At this point in time, existing exoskeletons are more of the clumsy and cumbersome kind - similar to the one that we saw Ripley move about in Aliens as she fought with the Alien Queen. In other words, they are downright bulky and weigh a whole lot, where even the sleekest of designs are not that pleasing to the eyes. Over at Carnegie Mellon University, however, its bunch of merry researchers have come up with an exoskeleton clutch mechanism which hardly registers its weight on the scale.
Known as the Electroadhesive Clutch, the name itself more or less gives the game away, as it would rely on electrostatic adhesion between specially coated electrode sheets in order to control spring movement. Tipping the scales at a mere 0.05 ounces per pair, this means they are 30 times lighter compared to existing clutches, and even better news is it uses up to 750 times less juice.
Steve Collins, IEEE member and associate professor of biomechanical engineering at Carnegie Mellon University, shared, "A sandwich bag and a couple of pieces of aluminum foil helped me conceptualize the Electroadhesive Clutch, particularly how the transference of power would work in allowing the clutch to operate on such low power. The primary challenge in prosthesis and exoskeleton design is discovering functionalities that will actually help humans. With the Electroadhesive Clutch, we can now use hundreds of individually controlled clutches - each one thin, lightweight and consuming very little electricity - in a single exoskeleton. This will completely change the way we design robotic systems in the future."
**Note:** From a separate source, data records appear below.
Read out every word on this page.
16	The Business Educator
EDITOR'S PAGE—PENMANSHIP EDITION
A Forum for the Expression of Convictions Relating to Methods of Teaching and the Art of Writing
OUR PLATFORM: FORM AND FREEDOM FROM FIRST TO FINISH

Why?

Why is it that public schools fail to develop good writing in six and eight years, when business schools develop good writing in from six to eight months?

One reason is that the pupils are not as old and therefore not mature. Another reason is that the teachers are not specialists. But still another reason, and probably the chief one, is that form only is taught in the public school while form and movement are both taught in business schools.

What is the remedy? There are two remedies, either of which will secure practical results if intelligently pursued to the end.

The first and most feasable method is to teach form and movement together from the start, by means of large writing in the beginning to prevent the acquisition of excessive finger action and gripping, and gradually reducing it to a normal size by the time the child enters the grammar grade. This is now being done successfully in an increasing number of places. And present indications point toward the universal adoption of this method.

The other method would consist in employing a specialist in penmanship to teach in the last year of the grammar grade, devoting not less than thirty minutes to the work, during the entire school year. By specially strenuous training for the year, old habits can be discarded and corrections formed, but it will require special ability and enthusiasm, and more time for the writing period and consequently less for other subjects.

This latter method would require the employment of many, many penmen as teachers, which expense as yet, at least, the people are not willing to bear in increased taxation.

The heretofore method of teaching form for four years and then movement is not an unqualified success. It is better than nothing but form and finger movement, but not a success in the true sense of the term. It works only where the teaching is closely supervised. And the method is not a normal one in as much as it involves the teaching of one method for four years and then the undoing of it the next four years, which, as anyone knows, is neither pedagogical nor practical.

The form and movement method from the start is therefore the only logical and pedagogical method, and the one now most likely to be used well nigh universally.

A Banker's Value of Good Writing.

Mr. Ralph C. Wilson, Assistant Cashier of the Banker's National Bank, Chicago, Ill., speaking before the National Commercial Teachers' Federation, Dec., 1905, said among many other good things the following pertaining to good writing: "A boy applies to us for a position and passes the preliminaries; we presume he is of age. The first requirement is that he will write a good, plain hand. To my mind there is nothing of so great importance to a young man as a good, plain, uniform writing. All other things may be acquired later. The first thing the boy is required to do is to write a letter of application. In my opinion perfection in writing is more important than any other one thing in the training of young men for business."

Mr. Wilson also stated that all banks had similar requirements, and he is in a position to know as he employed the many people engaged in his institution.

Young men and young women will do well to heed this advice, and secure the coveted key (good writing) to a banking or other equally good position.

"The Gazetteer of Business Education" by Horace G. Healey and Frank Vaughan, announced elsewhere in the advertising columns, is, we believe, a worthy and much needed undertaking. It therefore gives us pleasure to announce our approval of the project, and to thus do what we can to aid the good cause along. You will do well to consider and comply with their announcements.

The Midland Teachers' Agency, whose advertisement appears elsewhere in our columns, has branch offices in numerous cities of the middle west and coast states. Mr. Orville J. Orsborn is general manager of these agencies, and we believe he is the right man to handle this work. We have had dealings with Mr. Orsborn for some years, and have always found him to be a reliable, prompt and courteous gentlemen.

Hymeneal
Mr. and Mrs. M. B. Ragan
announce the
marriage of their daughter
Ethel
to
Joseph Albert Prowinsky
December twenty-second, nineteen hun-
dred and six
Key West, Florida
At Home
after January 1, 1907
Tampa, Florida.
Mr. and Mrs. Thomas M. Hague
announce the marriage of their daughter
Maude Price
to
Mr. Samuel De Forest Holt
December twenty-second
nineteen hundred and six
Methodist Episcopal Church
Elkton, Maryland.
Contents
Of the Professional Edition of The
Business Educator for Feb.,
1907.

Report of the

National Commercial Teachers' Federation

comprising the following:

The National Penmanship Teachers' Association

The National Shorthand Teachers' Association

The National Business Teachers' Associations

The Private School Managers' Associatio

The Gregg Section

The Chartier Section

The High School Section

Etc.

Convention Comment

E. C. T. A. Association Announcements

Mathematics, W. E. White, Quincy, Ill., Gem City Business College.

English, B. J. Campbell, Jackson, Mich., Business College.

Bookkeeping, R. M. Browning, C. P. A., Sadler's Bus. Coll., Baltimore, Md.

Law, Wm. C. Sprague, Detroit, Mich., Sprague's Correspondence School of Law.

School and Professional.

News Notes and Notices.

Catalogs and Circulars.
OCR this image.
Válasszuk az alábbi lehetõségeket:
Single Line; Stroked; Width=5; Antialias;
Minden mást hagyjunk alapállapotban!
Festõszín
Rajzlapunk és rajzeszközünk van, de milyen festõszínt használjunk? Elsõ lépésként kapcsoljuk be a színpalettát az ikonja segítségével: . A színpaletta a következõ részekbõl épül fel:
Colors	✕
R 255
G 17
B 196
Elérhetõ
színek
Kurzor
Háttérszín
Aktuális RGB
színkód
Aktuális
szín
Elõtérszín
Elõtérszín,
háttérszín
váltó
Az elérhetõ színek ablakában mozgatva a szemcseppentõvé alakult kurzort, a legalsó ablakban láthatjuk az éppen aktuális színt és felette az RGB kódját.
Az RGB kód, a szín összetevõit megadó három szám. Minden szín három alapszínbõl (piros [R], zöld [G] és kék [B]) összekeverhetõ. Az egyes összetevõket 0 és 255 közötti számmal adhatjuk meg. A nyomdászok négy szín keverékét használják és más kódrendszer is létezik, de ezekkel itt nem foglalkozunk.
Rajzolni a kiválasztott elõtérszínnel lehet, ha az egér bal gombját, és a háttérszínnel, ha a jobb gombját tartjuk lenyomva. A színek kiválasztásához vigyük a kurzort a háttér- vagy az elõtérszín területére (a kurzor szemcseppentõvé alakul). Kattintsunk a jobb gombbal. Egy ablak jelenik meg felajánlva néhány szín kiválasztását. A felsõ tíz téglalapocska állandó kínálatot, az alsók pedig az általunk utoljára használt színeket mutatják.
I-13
In other words, should the exoskeleton in question come with hundreds of clutches, the robotic assistance itself would remove plenty of strain from your body. Not only that, to have triple the amount of torque density is also another huge plus point. Such technology might not see action on the battlefield or espionage situations at this point in time, but they can certainly be harnessed to assist the disabled as well as rehabilitate those who are trying to regain some semblance of mobility without having to work with a heavy and bulky piece of equipment.
Existing robots on the assembly line too, would benefit, since every single bit of weight- and power-saving measure does count at the end of the day. Will we see an Iron Man-like suit being sold on the open market one day? Perhaps, but that day would be very, very far away from now, if the Second Coming of Christ does not happen first. At least the manufacturing and health sectors are the immediate beneficiaries from the discover of this new exoskeleton clutch mechanism.